Epiphany: We can’t just think about the culture of learning, it’s about culture: all of it.
Quote: “Encountering boundaries spurs the imagination to become more active in figuring out novel solutions within the constraints of the situation or context.” (Brown 35) This quote says a lot about boundaries. The issue we face is that the boundaries are too frequently created as an impassable barrier rather than a problem to be solved.
Question: How do we alter the learning environment within our single classroom?
Connection: Page 36’s discussion of how an exchange student adapts to a new culture is fitting to much of our experiences in EDSS 555 last semester. While the context meant by Brown applies to his ideas on technology, it’s impossible to ignore the analogy’s implication to how we have been trained to deal with immigrant students.
Epiphany: Culture should be actively created, not just responded to.
Quote: “traditional approaches to learning are no longer capable of coping with a constantly changing world.” (Brown 48) This quote pretty much sums up the entire book and many of our experiences in the education system.

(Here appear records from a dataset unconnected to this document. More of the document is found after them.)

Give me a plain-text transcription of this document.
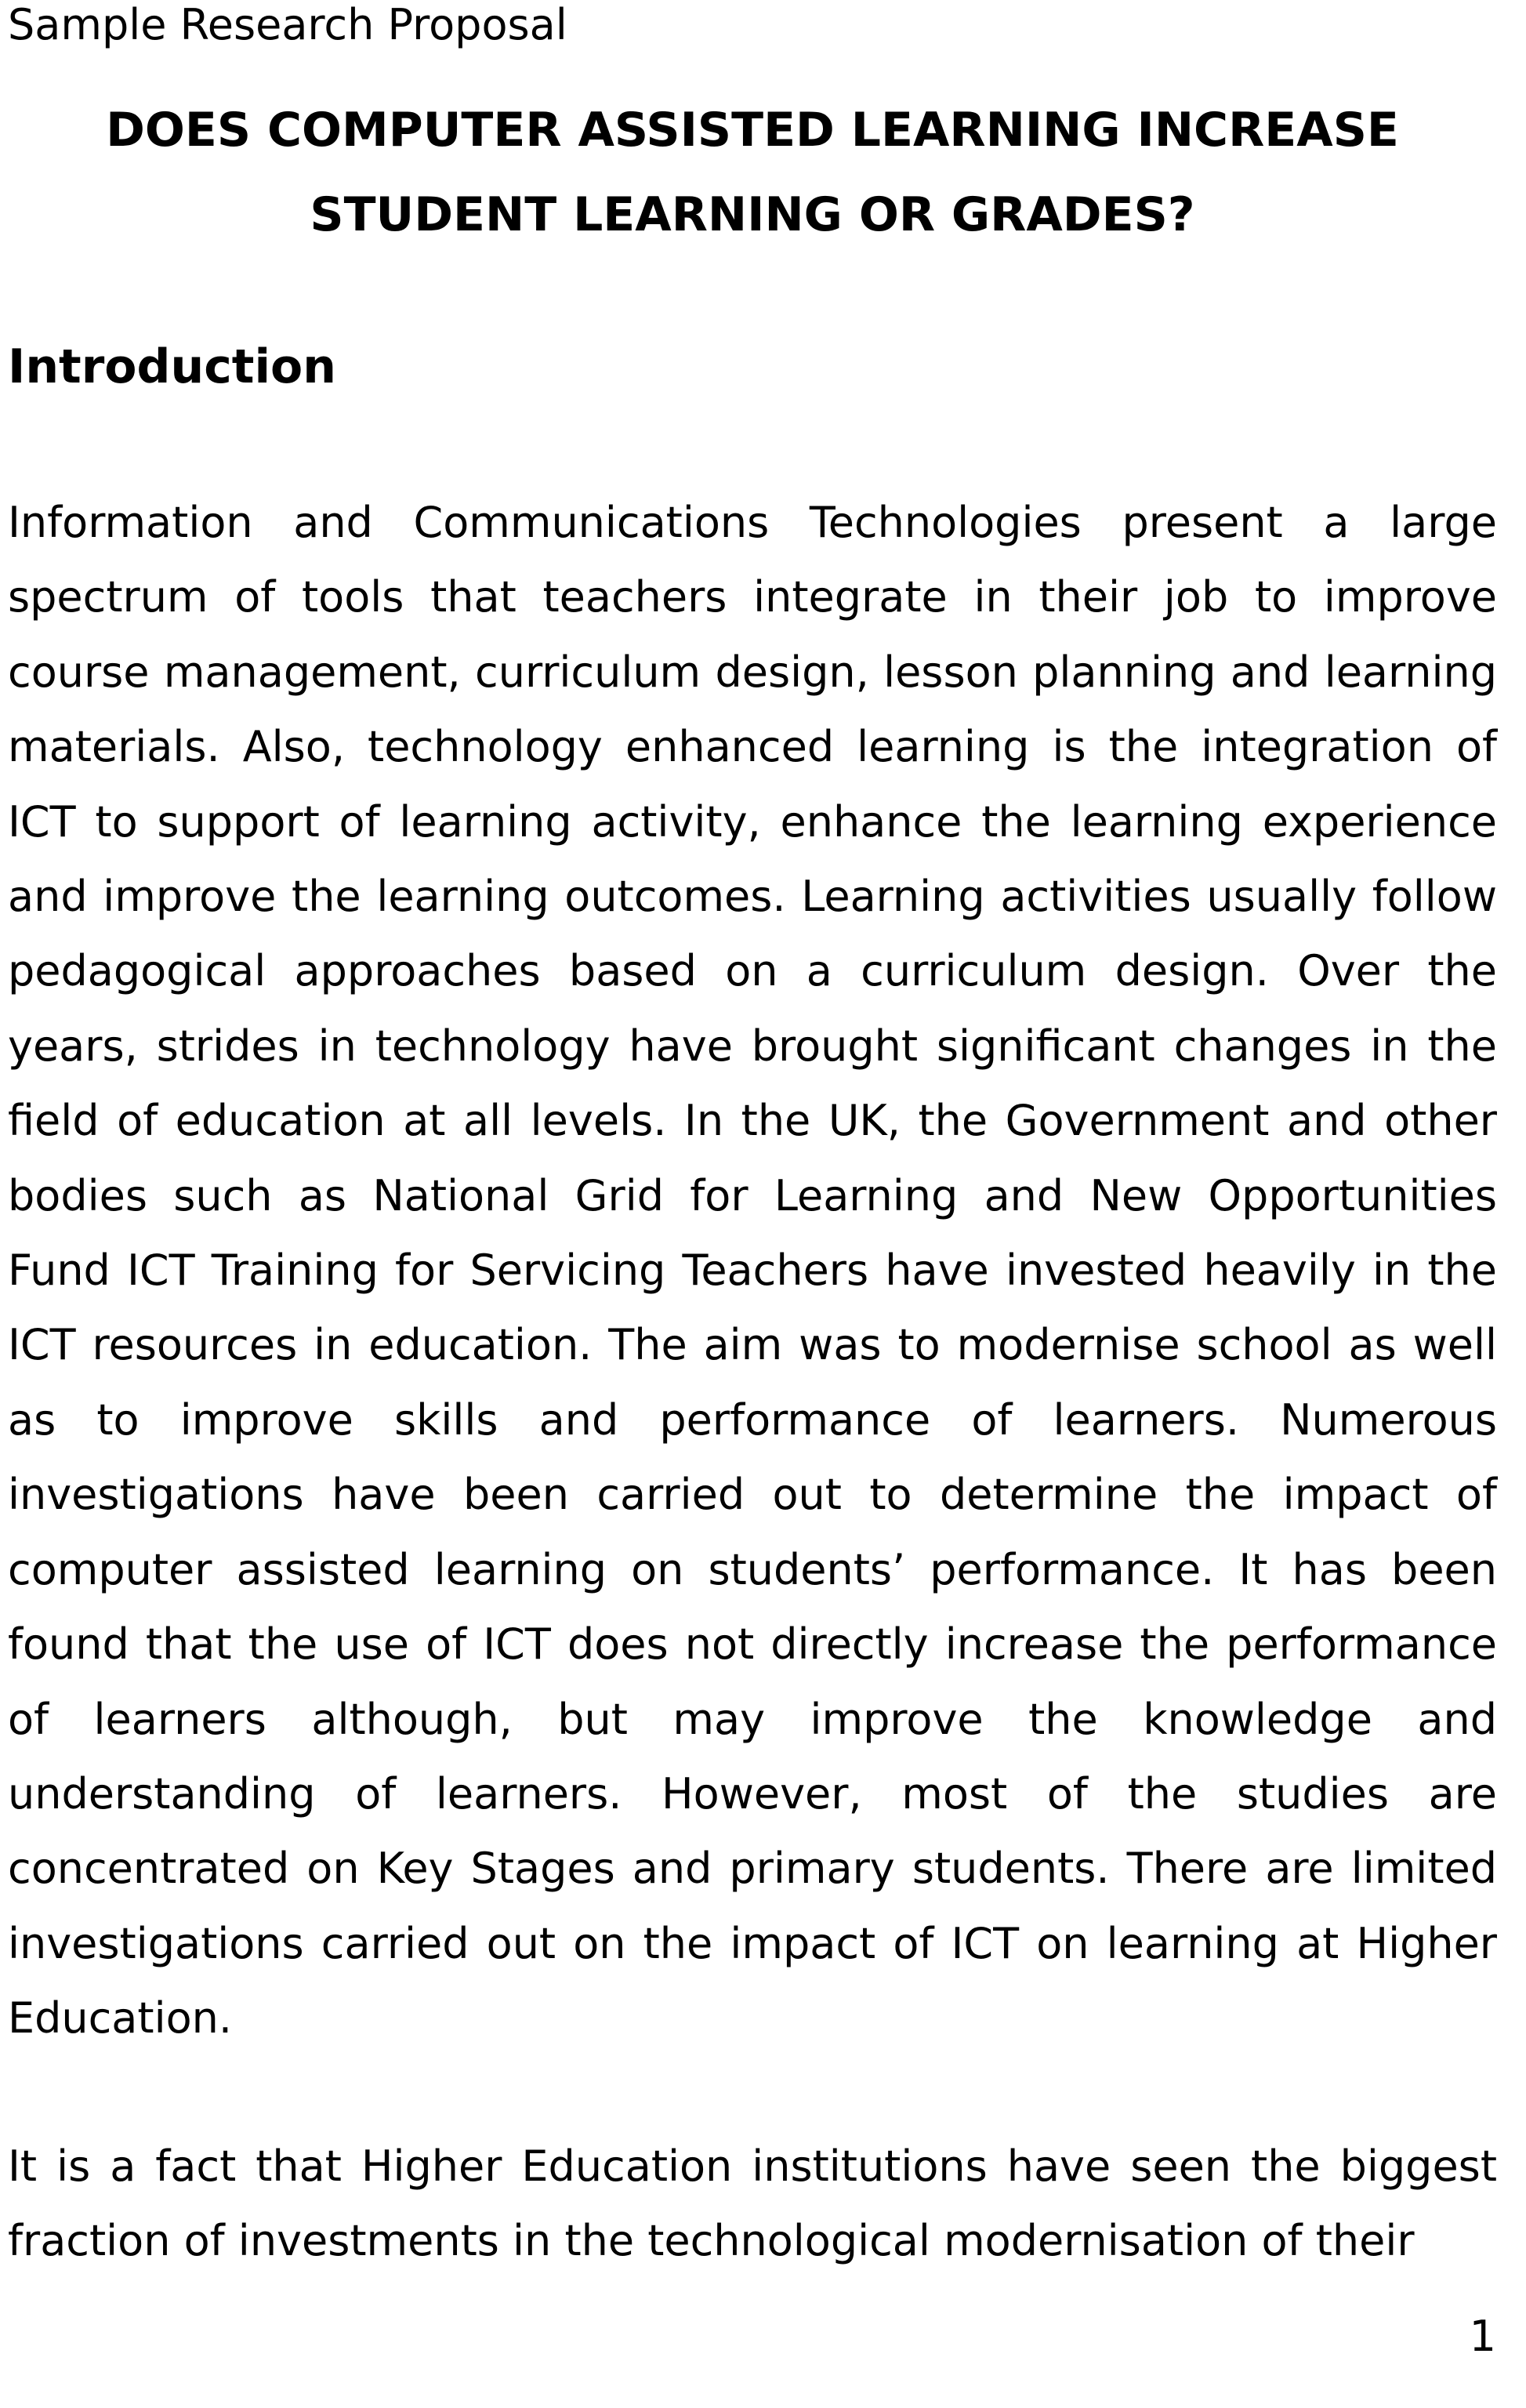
Sample Research Proposal
DOES COMPUTER ASSISTED LEARNING INCREASE STUDENT LEARNING OR GRADES?
Introduction

Information and Communications Technologies present a large spectrum of tools that teachers integrate in their job to improve course management, curriculum design, lesson planning and learning materials. Also, technology enhanced learning is the integration of ICT to support of learning activity, enhance the learning experience and improve the learning outcomes. Learning activities usually follow pedagogical approaches based on a curriculum design. Over the years, strides in technology have brought significant changes in the field of education at all levels. In the UK, the Government and other bodies such as National Grid for Learning and New Opportunities Fund ICT Training for Servicing Teachers have invested heavily in the ICT resources in education. The aim was to modernise school as well as to improve skills and performance of learners. Numerous investigations have been carried out to determine the impact of computer assisted learning on students’ performance. It has been found that the use of ICT does not directly increase the performance of learners although, but may improve the knowledge and understanding of learners. However, most of the studies are concentrated on Key Stages and primary students. There are limited investigations carried out on the impact of ICT on learning at Higher Education.

It is a fact that Higher Education institutions have seen the biggest fraction of investments in the technological modernisation of their

1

Question: Can innovation be taught?
Connection: This chapter discusses how encyclopaedia and other print media can become factually outdated and incorrect; this is something I have encountered in my 20 Percent project, where I have read several conflicted and out-of-date resources about nutrition and preparation for running.
Epiphany: As much as things have changed in the last 10 years, they might change even more in the next 10 years and that is what I need to prepare for.
Thomas, D., & Brown, J. (2011). A new culture of learning: Cultivating the imagination for a world of constant change. Lexington, Ky.: [CreateSpace?].